The Island President

  • Released: 13th November 2012
  • Time: 1h 41m
  • Directors: Jon Shenk
  • Review: The Island President is the personal story of then-President of the Maldives Mohamed Nasheed who was fighting to tackle rising sea levels resulting from climate change. The beauty of The Maldives is also it’s biggest weakness – the island is only 1.5m above sea-level making it one of the most vulnerable locations on the planet in relation to rising sea levels. The film is set alongside a backdrop of Nasheed’s political campaigning as he tries to raise awareness globally for the plight of his island. It’s a heart-warming and at times, politically frustrating story about what it takes to win hearts and minds in the battle against climate change.



Catching the Sun

  • Released: 12th June 2015
  • Time: 1h 13m
  • Directors: Shalini Kantayya
  • Review: This feisty little film from eco-activist and first time filmmaker Shalini Kantayya starts with the 2012 Chevron refinery fire in Richmond, California and contrasts the possibilities for Richmond of an energy sector based on solar installation versus continued pollution and economic stagnation from an energy industry rooted on the oil refinery. The film gives a short history of solar technology in the United States, and the road not taken when, on his first day in office, Ronald Reagan removed the solar panels Jimmy Carter had placed on the White House, and abandoned policies to further solar development.
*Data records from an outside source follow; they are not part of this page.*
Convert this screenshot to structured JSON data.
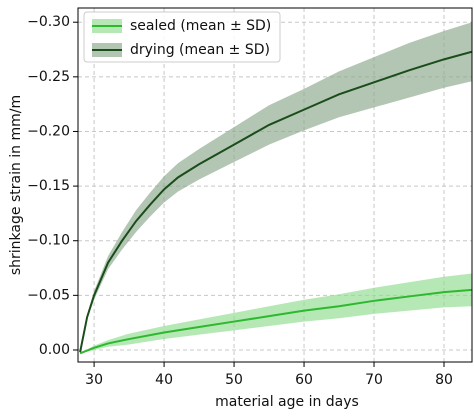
{
  "chart_data": {
    "type": "line",
    "xlabel": "material age in days",
    "ylabel": "shrinkage strain in mm/m",
    "xlim": [
      27.7,
      84
    ],
    "ylim": [
      0.011,
      -0.313
    ],
    "xticks": [
      30,
      40,
      50,
      60,
      70,
      80
    ],
    "yticks": [
      {
        "value": 0,
        "label": "0.00"
      },
      {
        "value": -0.05,
        "label": "−0.05"
      },
      {
        "value": -0.1,
        "label": "−0.10"
      },
      {
        "value": -0.15,
        "label": "−0.15"
      },
      {
        "value": -0.2,
        "label": "−0.20"
      },
      {
        "value": -0.25,
        "label": "−0.25"
      },
      {
        "value": -0.3,
        "label": "−0.30"
      }
    ],
    "grid": true,
    "legend": "upper left",
    "series": [
      {
        "name": "sealed (mean ± SD)",
        "color": "#2eb82e",
        "band_color": "#8fdc8f",
        "x": [
          28,
          30,
          32,
          35,
          40,
          45,
          50,
          55,
          60,
          65,
          70,
          75,
          80,
          84
        ],
        "values": [
          0.003,
          -0.002,
          -0.006,
          -0.01,
          -0.016,
          -0.021,
          -0.026,
          -0.031,
          -0.036,
          -0.04,
          -0.045,
          -0.049,
          -0.053,
          -0.055
        ],
        "sd": [
          0,
          0.002,
          0.003,
          0.005,
          0.006,
          0.007,
          0.008,
          0.009,
          0.01,
          0.011,
          0.012,
          0.013,
          0.014,
          0.015
        ]
      },
      {
        "name": "drying (mean ± SD)",
        "color": "#1a4d1a",
        "band_color": "#8aa88a",
        "x": [
          28,
          29,
          30,
          31,
          32,
          34,
          36,
          38,
          40,
          42,
          45,
          50,
          55,
          60,
          65,
          70,
          75,
          80,
          84
        ],
        "values": [
          0.002,
          -0.03,
          -0.05,
          -0.065,
          -0.08,
          -0.1,
          -0.118,
          -0.133,
          -0.147,
          -0.158,
          -0.17,
          -0.188,
          -0.206,
          -0.22,
          -0.234,
          -0.245,
          -0.256,
          -0.266,
          -0.273
        ],
        "sd": [
          0,
          0.002,
          0.004,
          0.005,
          0.006,
          0.008,
          0.01,
          0.011,
          0.012,
          0.013,
          0.014,
          0.016,
          0.018,
          0.019,
          0.021,
          0.023,
          0.025,
          0.026,
          0.027
        ]
      }
    ]
  }
}
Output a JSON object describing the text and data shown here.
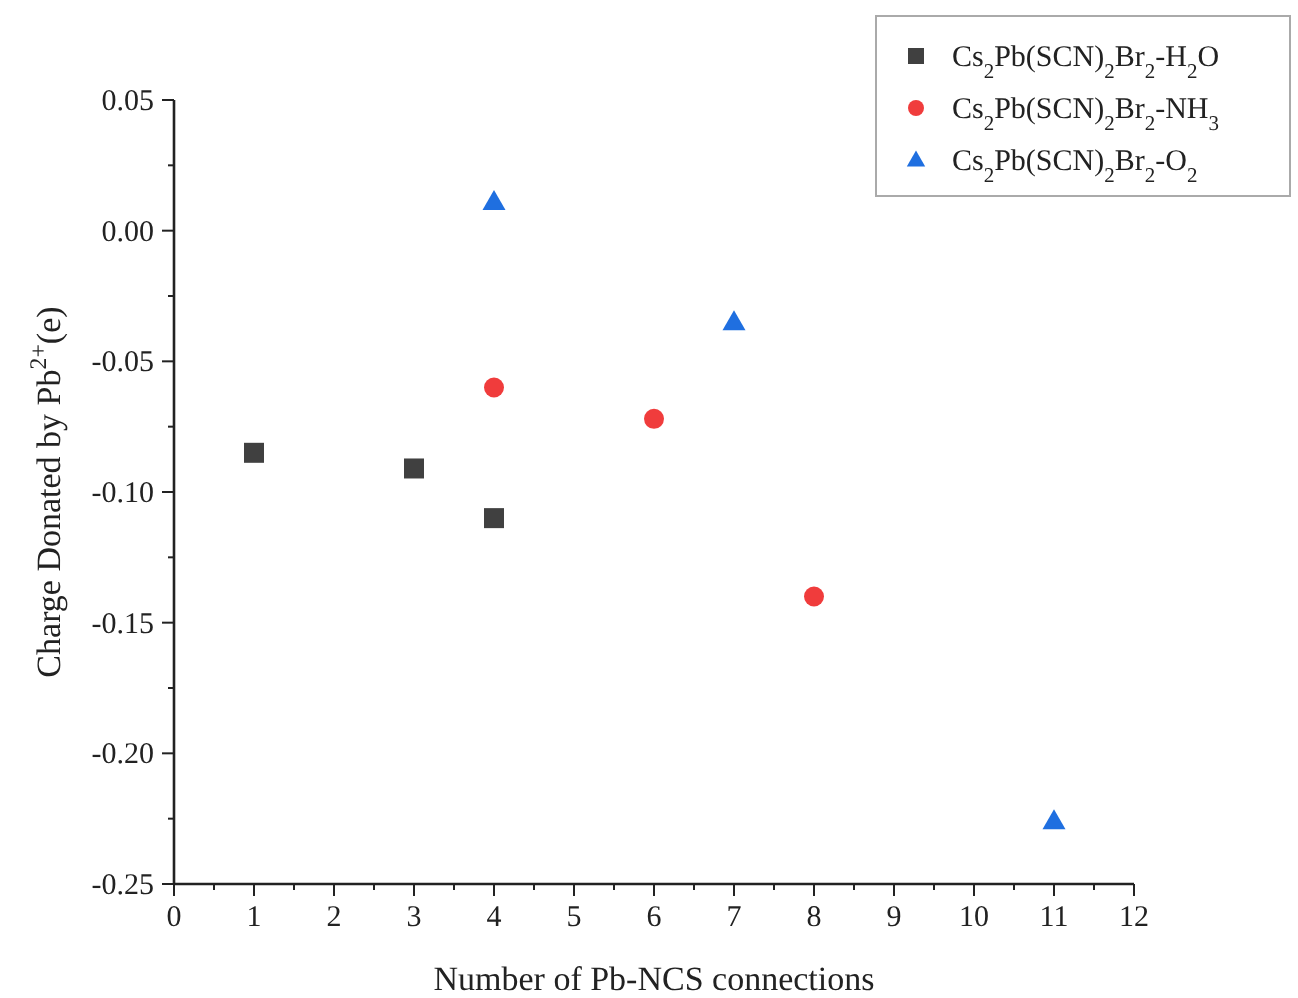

Shalini works hard to debunk the false dilemma that clean energy requires sacrificing economic prosperity. Thomas Edison called solar one of earth’s most promising opportunities over 100 years ago, and when you still have visionaries like Shalini, Elon Musk and Al Gore repeating the same thing today, you realise it’s a subject that we should pay much more attention to.



The Future of Energy

  • Released: 2013
  • Time: 68 mins
  • Directors: Brett Mazurek
  • Best quote: “It’s a love story about the renewable energy revolution.”
  • Review: One mans journey to tell a more positive climate change story – with the help of a crowd-funded campaign by Theo Badashi. [I wrote a bit more here]



Merchants of Doubt

  • Released: 30th August 2014
  • Time: 1 Hour 36
  • Directors: Robert Kenner
  • Best quote: “I’m not a scientist. Even though I usually pretend to be one on TV.”
  • Review: Those experts you see on the nightly news challenging everything the scientists say? This is a story about them. The spin-masters, communicators and political strategists. It will open your eyes. and probably piss you off. Both in a good way.




Extinction Rebellion ~ “Act As If The Truth Is Real

Not strictly a film film. But just because it doesn’t have an IMDB reference or an official media house behind it doesn’t make it any less a documentary that you need to watch. You’ve heard of them. Probably seen their tweets. Marched with them. Or maybe even hung out on a bridge with them. But what do they really want, why do they want it and how did their movement get started? This short movie with some of those closest to the Extinction Rebellion movement give you the low down.